Friday, June 10, 2005

African debt relief

The discussion on African debt relief sounds hopeful-- celebrities, governments, and politicians are beginning to seriously push for massive* debt relief in some (mainly) African countries. (BBC--African poverty deal in balance) Britain has vowed to make it a central topic at the next G8 summit. Bush has agreed to debt cancellation, in theory (New York Times--US and Britain agree...) although he doesn't want to give any more of our money to do it.

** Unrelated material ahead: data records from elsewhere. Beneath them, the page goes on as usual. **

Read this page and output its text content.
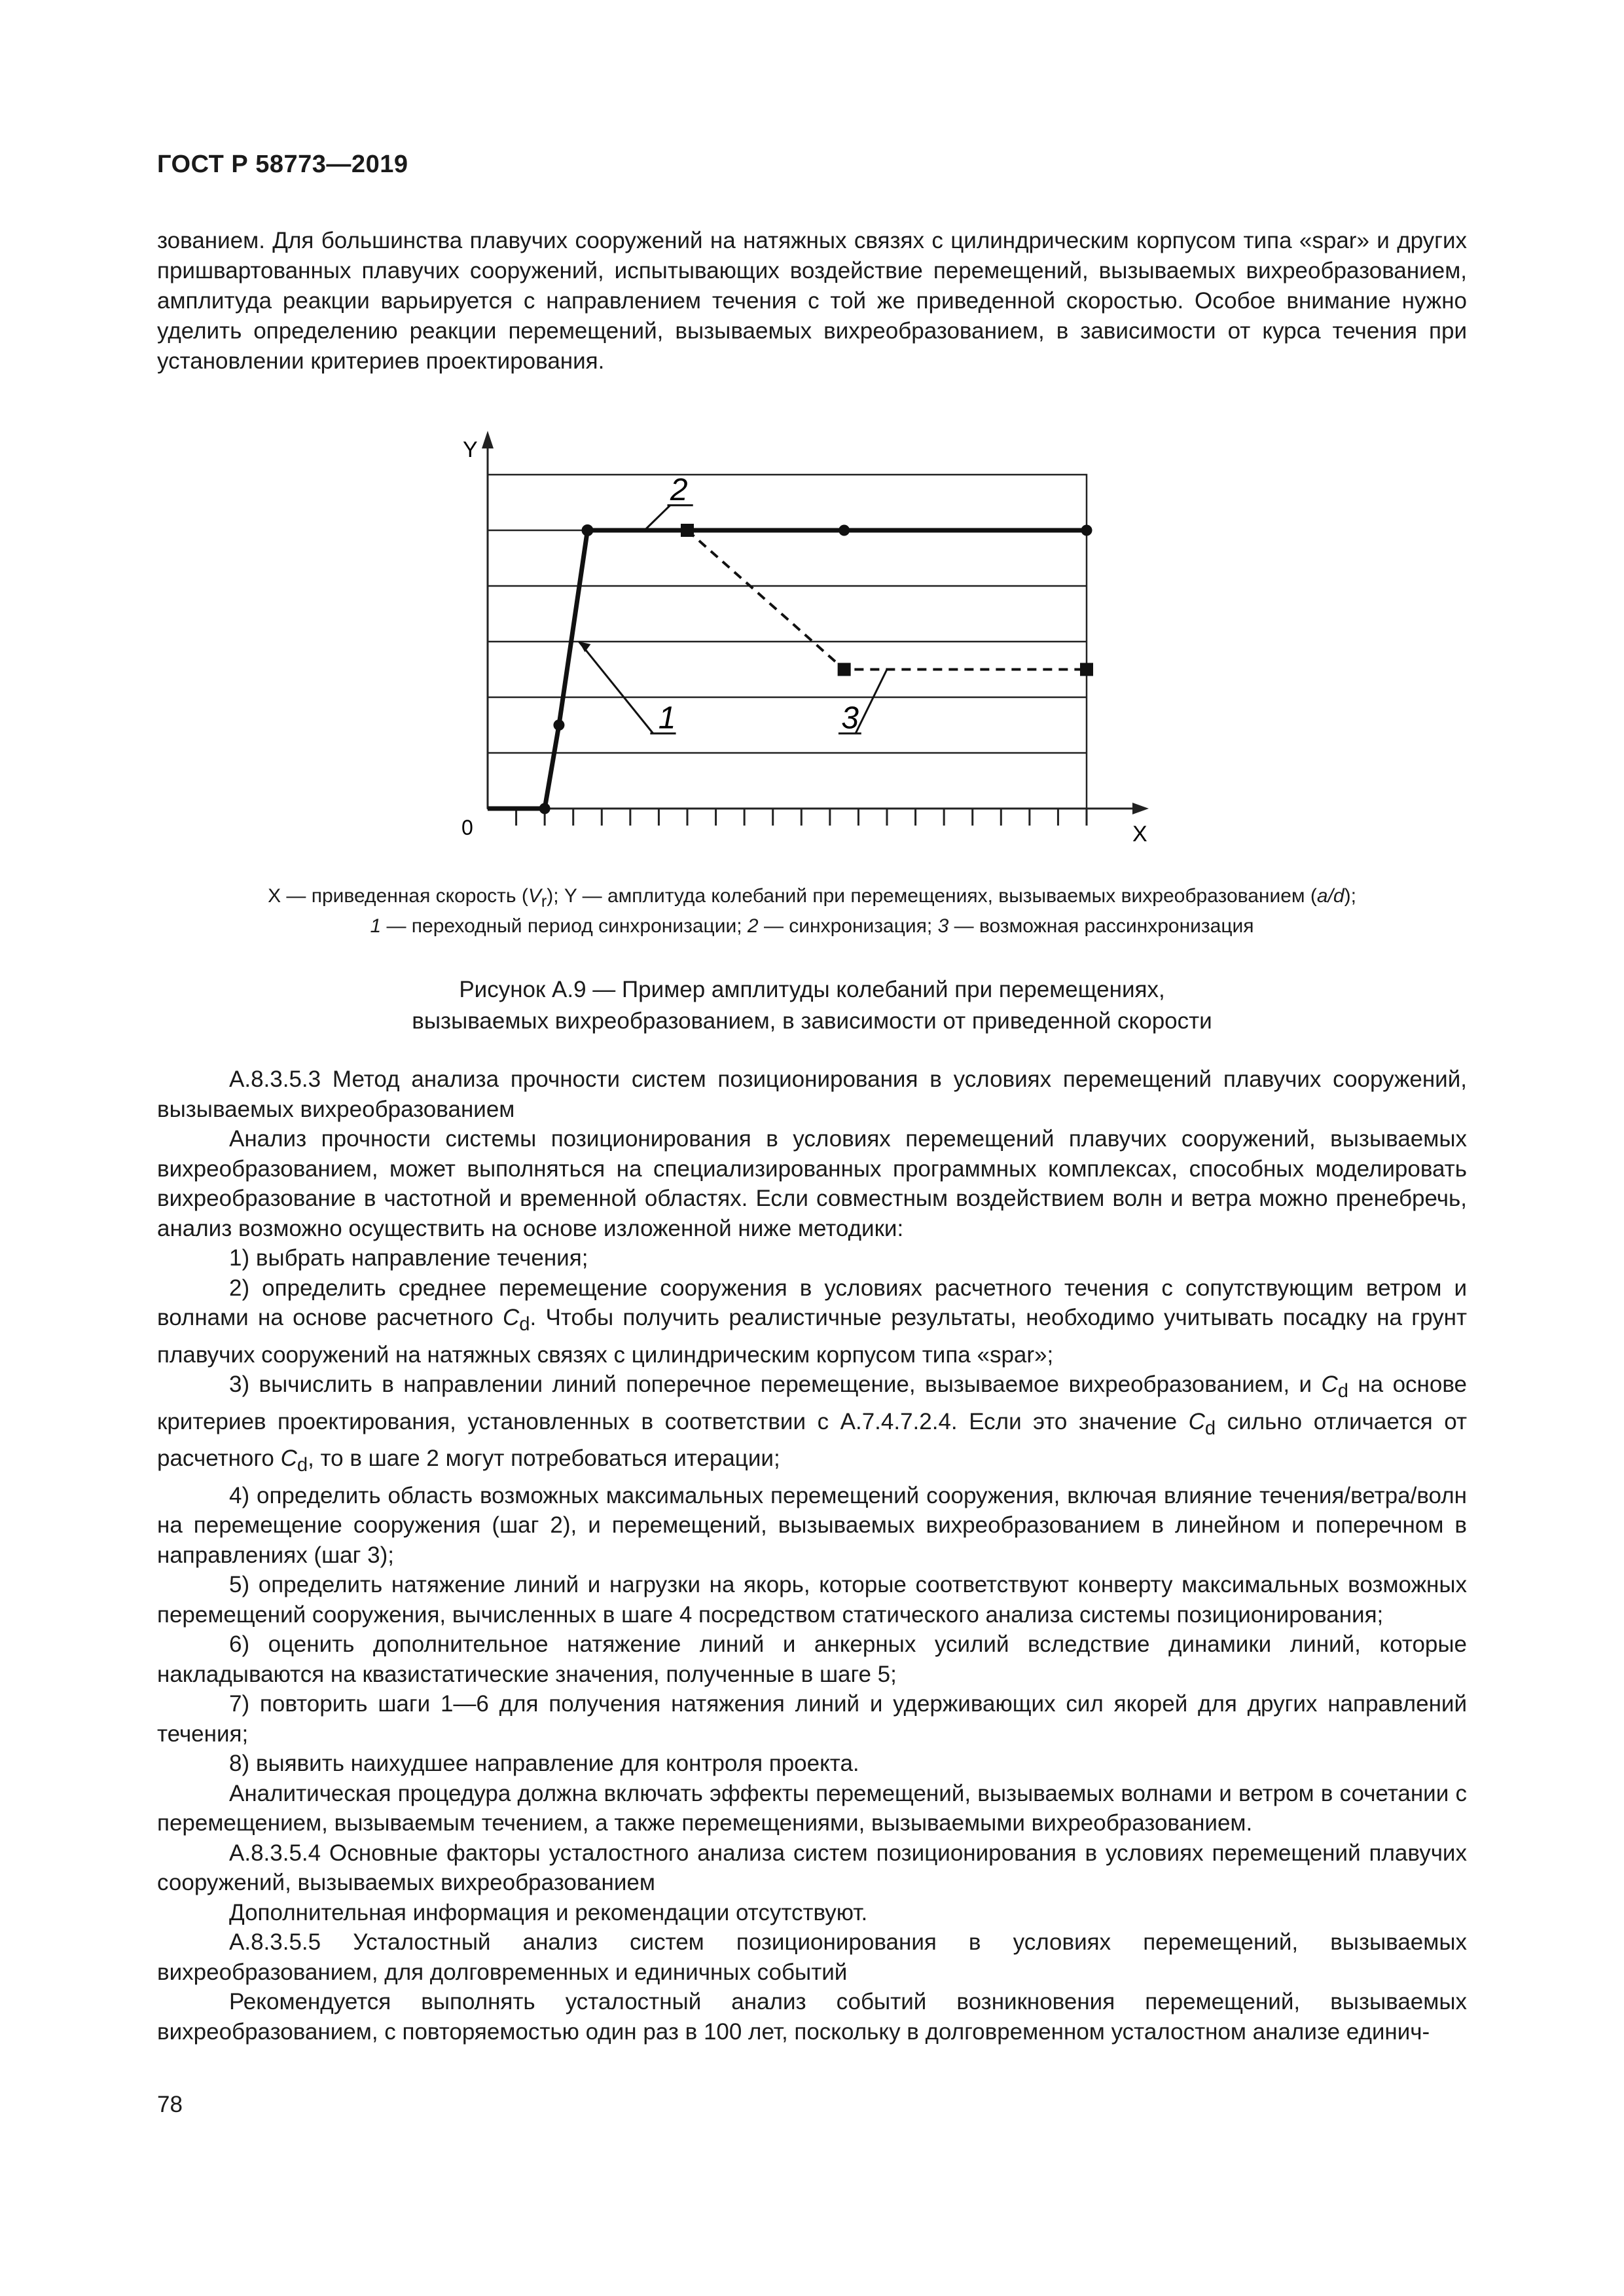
ГОСТ Р 58773—2019

зованием. Для большинства плавучих сооружений на натяжных связях с цилиндрическим корпусом типа «spar» и других пришвартованных плавучих сооружений, испытывающих воздействие перемещений, вызываемых вихреобразованием, амплитуда реакции варьируется с направлением течения с той же приведенной скоростью. Особое внимание нужно уделить определению реакции перемещений, вызываемых вихреобразованием, в зависимости от курса течения при установлении критериев проектирования.

Y
X
0
1
2
3
X — приведенная скорость $(V_r)$; Y — амплитуда колебаний при перемещениях, вызываемых вихреобразованием (a/d);
1 — переходный период синхронизации; 2 — синхронизация; 3 — возможная рассинхронизация
Рисунок А.9 — Пример амплитуды колебаний при перемещениях,
вызываемых вихреобразованием, в зависимости от приведенной скорости

А.8.3.5.3 Метод анализа прочности систем позиционирования в условиях перемещений плавучих сооружений, вызываемых вихреобразованием

Анализ прочности системы позиционирования в условиях перемещений плавучих сооружений, вызываемых вихреобразованием, может выполняться на специализированных программных комплексах, способных моделировать вихреобразование в частотной и временной областях. Если совместным воздействием волн и ветра можно пренебречь, анализ возможно осуществить на основе изложенной ниже методики:

1) выбрать направление течения;

2) определить среднее перемещение сооружения в условиях расчетного течения с сопутствующим ветром и волнами на основе расчетного $C_d$. Чтобы получить реалистичные результаты, необходимо учитывать посадку на грунт плавучих сооружений на натяжных связях с цилиндрическим корпусом типа «spar»;

3) вычислить в направлении линий поперечное перемещение, вызываемое вихреобразованием, и $C_d$ на основе критериев проектирования, установленных в соответствии с А.7.4.7.2.4. Если это значение $C_d$ сильно отличается от расчетного $C_d$, то в шаге 2 могут потребоваться итерации;

4) определить область возможных максимальных перемещений сооружения, включая влияние течения/ветра/волн на перемещение сооружения (шаг 2), и перемещений, вызываемых вихреобразованием в линейном и поперечном в направлениях (шаг 3);

5) определить натяжение линий и нагрузки на якорь, которые соответствуют конверту максимальных возможных перемещений сооружения, вычисленных в шаге 4 посредством статического анализа системы позиционирования;

6) оценить дополнительное натяжение линий и анкерных усилий вследствие динамики линий, которые накладываются на квазистатические значения, полученные в шаге 5;

7) повторить шаги 1—6 для получения натяжения линий и удерживающих сил якорей для других направлений течения;

8) выявить наихудшее направление для контроля проекта.

Аналитическая процедура должна включать эффекты перемещений, вызываемых волнами и ветром в сочетании с перемещением, вызываемым течением, а также перемещениями, вызываемыми вихреобразованием.

А.8.3.5.4 Основные факторы усталостного анализа систем позиционирования в условиях перемещений плавучих сооружений, вызываемых вихреобразованием

Дополнительная информация и рекомендации отсутствуют.

А.8.3.5.5 Усталостный анализ систем позиционирования в условиях перемещений, вызываемых вихреобразованием, для долговременных и единичных событий

Рекомендуется выполнять усталостный анализ событий возникновения перемещений, вызываемых вихреобразованием, с повторяемостью один раз в 100 лет, поскольку в долговременном усталостном анализе единич-

78
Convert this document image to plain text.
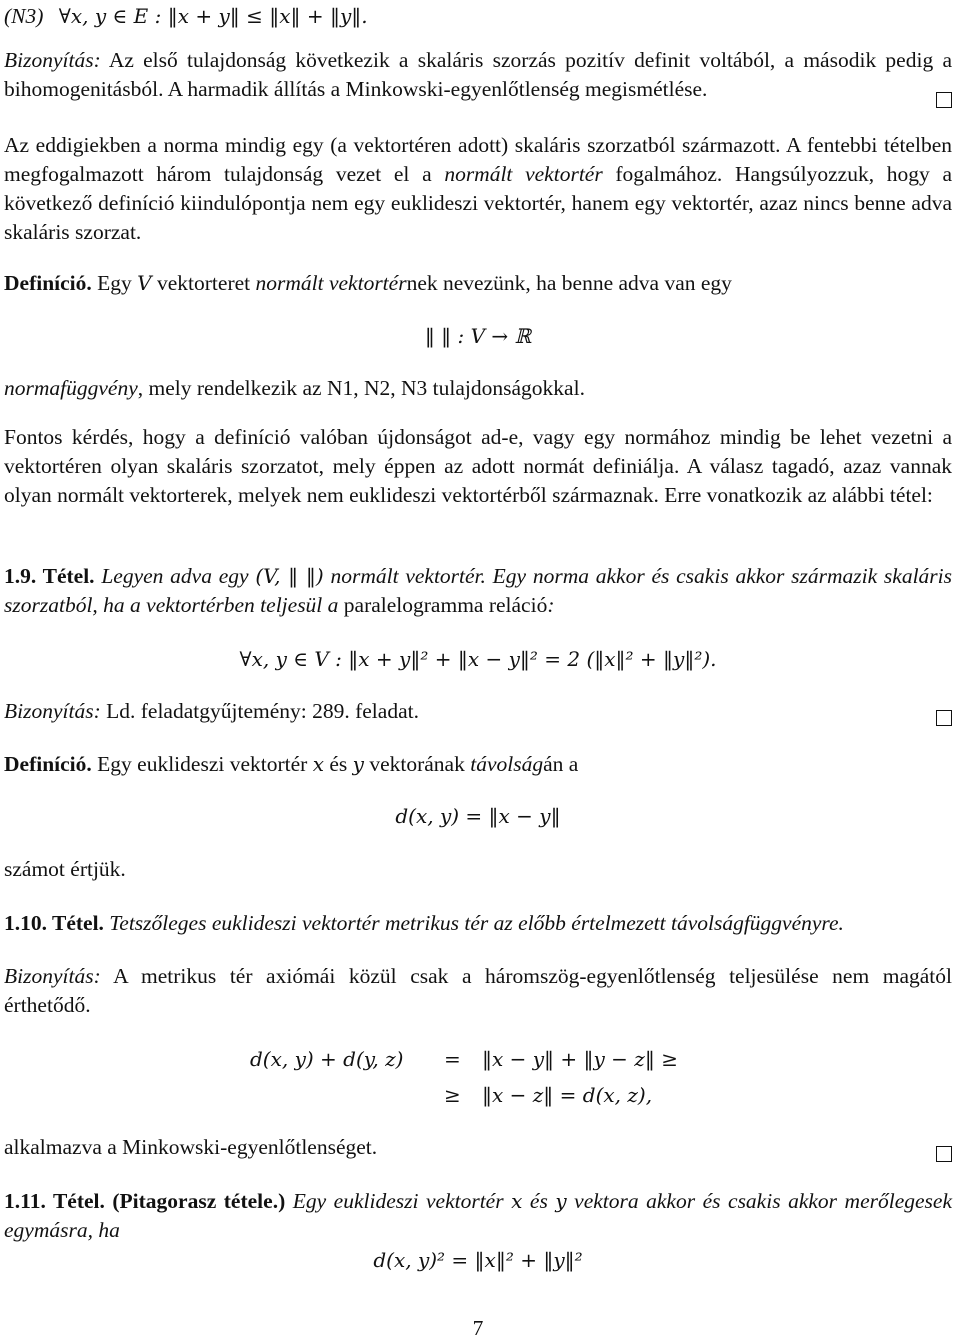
(N3) ∀x, y ∈ E : ‖x + y‖ ≤ ‖x‖ + ‖y‖.

Bizonyítás: Az első tulajdonság következik a skaláris szorzás pozitív definit voltából, a második pedig a bihomogenitásból. A harmadik állítás a Minkowski-egyenlőtlenség megismétlése.

Az eddigiekben a norma mindig egy (a vektortéren adott) skaláris szorzatból származott. A fentebbi tételben megfogalmazott három tulajdonság vezet el a normált vektortér fogalmához. Hangsúlyozzuk, hogy a következő definíció kiindulópontja nem egy euklideszi vektortér, hanem egy vektortér, azaz nincs benne adva skaláris szorzat.

Definíció. Egy V vektorteret normált vektortérnek nevezünk, ha benne adva van egy

‖ ‖ : V → ℝ

normafüggvény, mely rendelkezik az N1, N2, N3 tulajdonságokkal.

Fontos kérdés, hogy a definíció valóban újdonságot ad-e, vagy egy normához mindig be lehet vezetni a vektortéren olyan skaláris szorzatot, mely éppen az adott normát definiálja. A válasz tagadó, azaz vannak olyan normált vektorterek, melyek nem euklideszi vektortérből származnak. Erre vonatkozik az alábbi tétel:

1.9. Tétel. Legyen adva egy (V, ‖ ‖) normált vektortér. Egy norma akkor és csakis akkor származik skaláris szorzatból, ha a vektortérben teljesül a paralelogramma reláció:

∀x, y ∈ V : ‖x + y‖² + ‖x − y‖² = 2 (‖x‖² + ‖y‖²).

Bizonyítás: Ld. feladatgyűjtemény: 289. feladat.

Definíció. Egy euklideszi vektortér x és y vektorának távolságán a

d(x, y) = ‖x − y‖

számot értjük.

1.10. Tétel. Tetszőleges euklideszi vektortér metrikus tér az előbb értelmezett távolságfüggvényre.

Bizonyítás: A metrikus tér axiómái közül csak a háromszög-egyenlőtlenség teljesülése nem magától érthetődő.

d(x, y) + d(y, z) = ‖x − y‖ + ‖y − z‖ ≥
≥ ‖x − z‖ = d(x, z),

alkalmazva a Minkowski-egyenlőtlenséget.

1.11. Tétel. (Pitagorasz tétele.) Egy euklideszi vektortér x és y vektora akkor és csakis akkor merőlegesek egymásra, ha

d(x, y)² = ‖x‖² + ‖y‖²
7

The 18 countries most likely to be given such relief (Benin, Bolivia, Burkina Faso, Ethiopia, Ghana, Guyana, Honduras, Madagascar, Mali, Mauritania, Mozambique, Nicaragua, Niger, Rwanda, Senegal, Tanzania, Uganda and Zambia) currently pay over $1 billion in INTEREST per year to the World Bank. For many of these countries, the money they pay OUT is more than the developmental assistance they RECEIVE-- this as designed by the International Monetary Fund. For every $1 received in grant aid, low income countries pay -$2.30 in debt service. This plan would forgive $16.7b in debt; total African debt is over $300 billion-- less than 6% would be forgiven.

I am also skeptical about the 'qualifications' for this scheme. Where did the list come from? What kind of policies are the governments engaged in? This case, like all others, has strings attached. In order to 'qualify' one must buy into policies as certain countries/ institutions propose them. These often worsen the economic situations of said countries. (Read Globalization and its Discontents by Joseph Stigletz, former WB policy-maker.)

Debt relief is probably the second-best thing we could do for African poverty. It's good. It saves lives. It can tremendously increase standards of living. It gets water to the people. It increases school enrollment. It promotes health. But it is not enough.

With the US politely declining to increase aid, GB is looking towards... Saudi Arabia? This is old wine in new barrels-- these superficial solutions will not get to the heart of the problem. Naomi Klein writes in The Nation "Instead of Saudi Arabia's oil wealth being used to 'save Africa,' how about if Africa's oil wealth was used to save Africa--along with its gas, diamond, gold, platinum, chromium, ferroalloy and coal wealth?" But this solution would be too much of a monetary loss for Western-based corporations.

Sometimes I am awed at how they can keep the sheets pulled over our eyes. The President, in bed with corporate wealth, can promote a superficial system of African debt relief and be heralded as heros while systematically raping Africa of its natural wealth. And we continue life under the covers.

Africa Fact Sheet
Jubilee Debt Campaign

*at most, 2/3rds of debt would be relieved from an individual country.